The Griswold case — without using the phrase — began the judicial recognition and employment of the concept of substantive due process.

The phrase “due process” connotes two lanes of constitutional protection. The first is procedural due process. This is required of the federal government by the Fifth Amendment and of the states by the 14th Amendment. It is implicated whenever the government wants to take or impair the life, liberty or property of any person. It requires a jury trial at which the government, relying upon principles of law that existed at the time of the behavior in question, must prove fault.

Thus, if the feds or any state wants to restrain a person, take or prevent him from using his property, or take his life, they can only do so after a fair jury trial and the ratification of a guilty verdict on appeal.

Substantive due process protects the exercise of intimate fundamental rights from government intrusion, surveillance or regulation. Thus, the freedom of thought, the use of contraceptives, the choice of a sexual partner and the choice of a mate are all protected by substantive due process because the choices are so substantially integral to human life, personal freedom and individual fulfillment that no amount of procedural due process can justify government interference with them.

Stated differently, substantive due process keeps all government out of the business of regulating intimate voluntary personal choices. Judges and lawyers are supposed to know this.

Now back to the hearings on Judge Jackson’s nomination. For reasons best known to themselves, a few Republican senators offered questions to Judge Jackson as if substantive due process were novel. The implications of their questions were that state government officials can be trusted to regulate personal intimate choices.

But such a view — that personal liberty is subject to regulation by the majority — is contrary to the essence of the Bill of Rights.
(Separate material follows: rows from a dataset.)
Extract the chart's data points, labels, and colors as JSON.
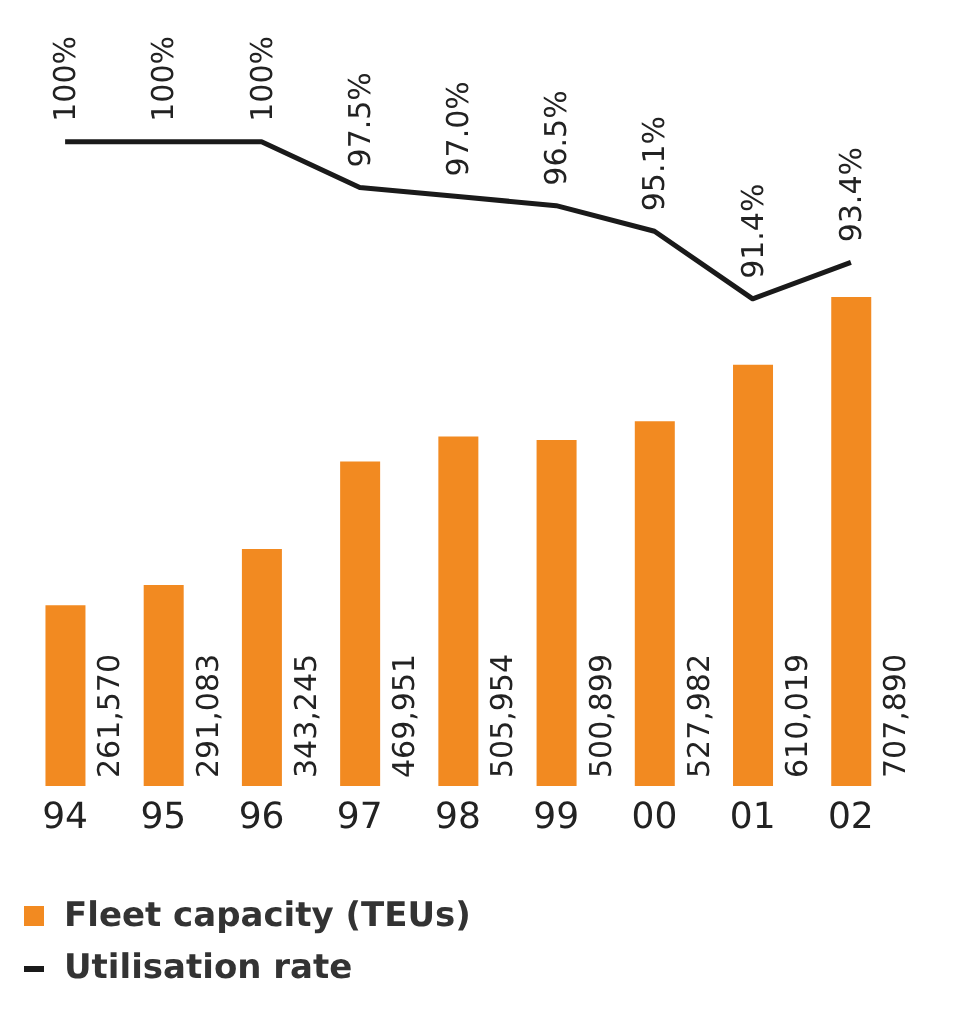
{
  "chart_data": {
    "type": "bar",
    "categories": [
      "94",
      "95",
      "96",
      "97",
      "98",
      "99",
      "00",
      "01",
      "02"
    ],
    "series": [
      {
        "name": "Fleet capacity (TEUs)",
        "color": "#f28a21",
        "values": [
          261570,
          291083,
          343245,
          469951,
          505954,
          500899,
          527982,
          610019,
          707890
        ],
        "value_labels": [
          "261,570",
          "291,083",
          "343,245",
          "469,951",
          "505,954",
          "500,899",
          "527,982",
          "610,019",
          "707,890"
        ]
      },
      {
        "name": "Utilisation rate",
        "type": "line",
        "axis": "y2",
        "color": "#1a1a1a",
        "values": [
          100,
          100,
          100,
          97.5,
          97.0,
          96.5,
          95.1,
          91.4,
          93.4
        ],
        "value_labels": [
          "100%",
          "100%",
          "100%",
          "97.5%",
          "97.0%",
          "96.5%",
          "95.1%",
          "91.4%",
          "93.4%"
        ]
      }
    ],
    "tick_labels": "x",
    "legend": "bottom",
    "marker": "none",
    "line_style": "solid"
  }
}
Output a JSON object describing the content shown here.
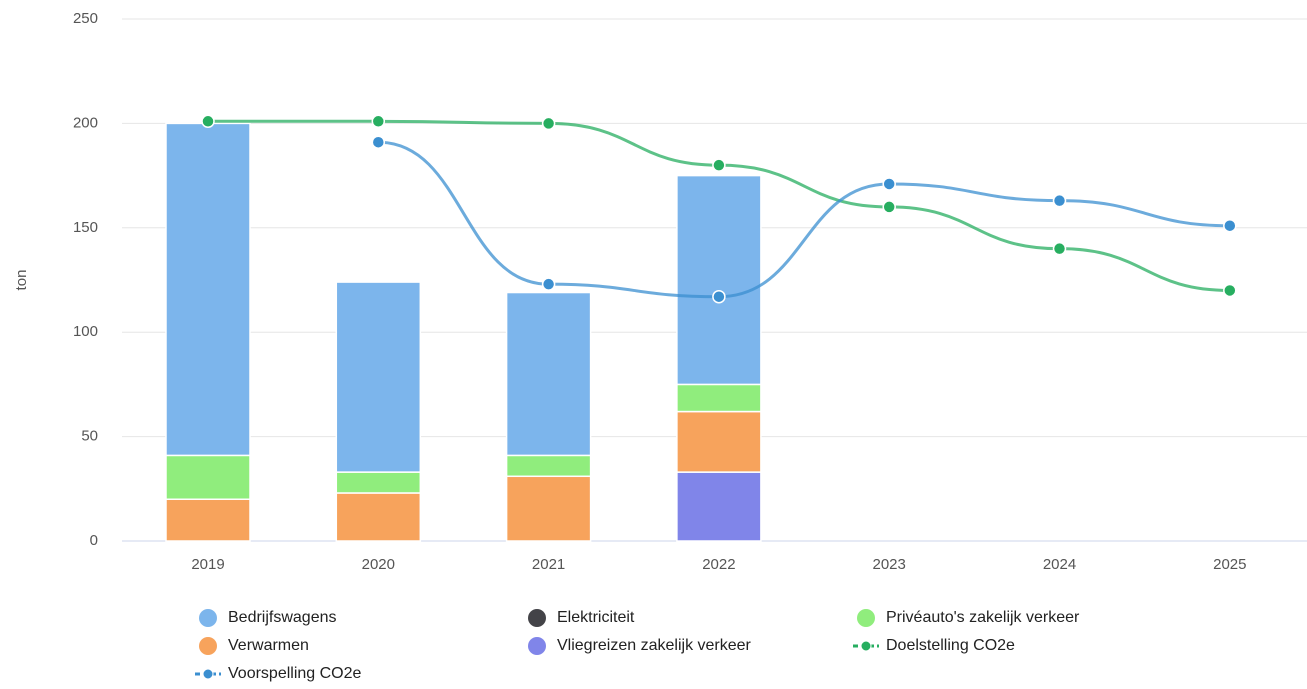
{
  "chart_data": {
    "type": "bar",
    "y_label": "ton",
    "categories": [
      "2019",
      "2020",
      "2021",
      "2022",
      "2023",
      "2024",
      "2025"
    ],
    "ylim": [
      0,
      250
    ],
    "yticks": [
      0,
      50,
      100,
      150,
      200,
      250
    ],
    "grid": true,
    "legend": "bottom",
    "series": [
      {
        "name": "Bedrijfswagens",
        "color": "#7cb5ec",
        "values": [
          159,
          91,
          78,
          100,
          null,
          null,
          null
        ]
      },
      {
        "name": "Elektriciteit",
        "color": "#434348",
        "values": [
          0,
          0,
          0,
          0,
          null,
          null,
          null
        ]
      },
      {
        "name": "Privéauto's zakelijk verkeer",
        "color": "#90ed7d",
        "values": [
          21,
          10,
          10,
          13,
          null,
          null,
          null
        ]
      },
      {
        "name": "Verwarmen",
        "color": "#f7a35c",
        "values": [
          20,
          23,
          31,
          29,
          null,
          null,
          null
        ]
      },
      {
        "name": "Vliegreizen zakelijk verkeer",
        "color": "#8085e9",
        "values": [
          null,
          null,
          null,
          33,
          null,
          null,
          null
        ]
      },
      {
        "name": "Doelstelling CO2e",
        "type": "line",
        "color": "#27ae60",
        "values": [
          201,
          201,
          200,
          180,
          160,
          140,
          120
        ]
      },
      {
        "name": "Voorspelling CO2e",
        "type": "line",
        "color": "#3b8fd0",
        "values": [
          null,
          191,
          123,
          117,
          171,
          163,
          151
        ]
      }
    ]
  }
}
That essence, articulated in numerous clauses, is that our rights come from our humanity, not from the government. Thus, their exercise is not subject to the approval of bureaucrats or the majority of voters.
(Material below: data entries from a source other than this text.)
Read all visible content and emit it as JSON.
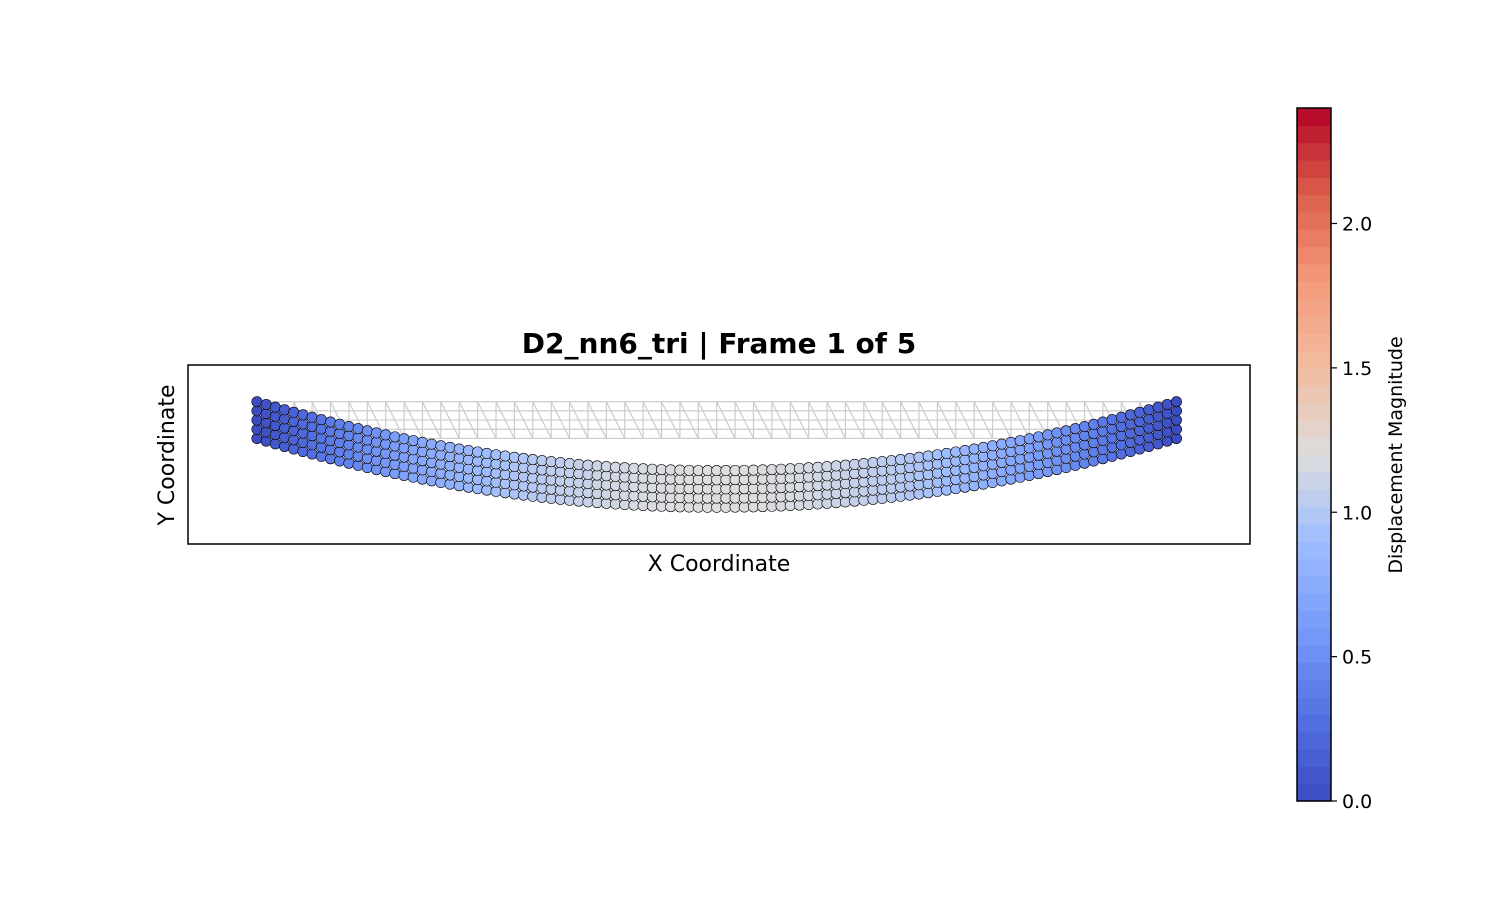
{
  "chart_data": {
    "type": "scatter",
    "title": "D2_nn6_tri  |  Frame 1 of 5",
    "xlabel": "X Coordinate",
    "ylabel": "Y Coordinate",
    "x_ticks_visible": false,
    "y_ticks_visible": false,
    "grid": false,
    "colormap": "coolwarm",
    "colorbar": {
      "label": "Displacement Magnitude",
      "range": [
        0.0,
        2.4
      ],
      "ticks": [
        0.0,
        0.5,
        1.0,
        1.5,
        2.0
      ],
      "tick_labels": [
        "0.0",
        "0.5",
        "1.0",
        "1.5",
        "2.0"
      ],
      "placement": "right"
    },
    "mesh": {
      "element_type": "6-node triangle",
      "columns": 101,
      "rows": 5,
      "x_range": [
        0,
        100
      ],
      "y_range": [
        0,
        4
      ],
      "undeformed_mesh_color": "#cccccc"
    },
    "deformation": {
      "shape": "parabolic sag, zero at both ends",
      "max_deflection_at_center": 7.5,
      "max_displacement_magnitude_shown": 1.2
    },
    "axis_limits": {
      "xlim": [
        -7.5,
        108
      ],
      "ylim": [
        -11.5,
        8
      ]
    },
    "colors": {
      "low": "#3b4cc0",
      "mid": "#dddddd",
      "high": "#b40426",
      "point_edge": "#000000",
      "axes_frame": "#000000"
    }
  }
}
But because elected officials in all states and in the federal government have rejected this Natural Law principle, it was necessary for the courts — the essence of whose job is to protect all rights — to do so, which they did by crafting the concept of substantive due process.

No legislature would craft this protection because legislatures are interested in power and control, not in personal liberty.

All freedom-loving persons should welcome this protection, for without it, one would need the government’s consent to engage in intimate personal activity. When the Supreme Court used substantive due process in 1967 to invalidate state laws prohibiting interracial marriage, 37 states were still enforcing some form of those laws. The same can be said, though the numbers vary, for same-sex marriage and use of contraceptives.

Most troubling at these hearings, and the senatorial statements afterward, was the willingness of some senators to attack the doctrine that keeps the government’s eyes, ears and hands off intimate voluntary choices.

These are areas of human behavior that are none of the government’s business — and they would not have been protected but for a life-tenured judiciary upholding the natural rights of the minority from destruction by the majority.

That’s the whole purpose of an independent judiciary — to be anti-democratic; to protect the rights of the minority from the tyranny of the majority, which can be worse than the tyranny of a madman.

Without an independent judiciary, and without a doctrine that says to the government “hands off,” we would be spilling the blood of patriots in every generation.

• Andrew P. Napolitano is a former professor of law and judge of the Superior Court of New Jersey who has published nine books on the U.S. Constitution.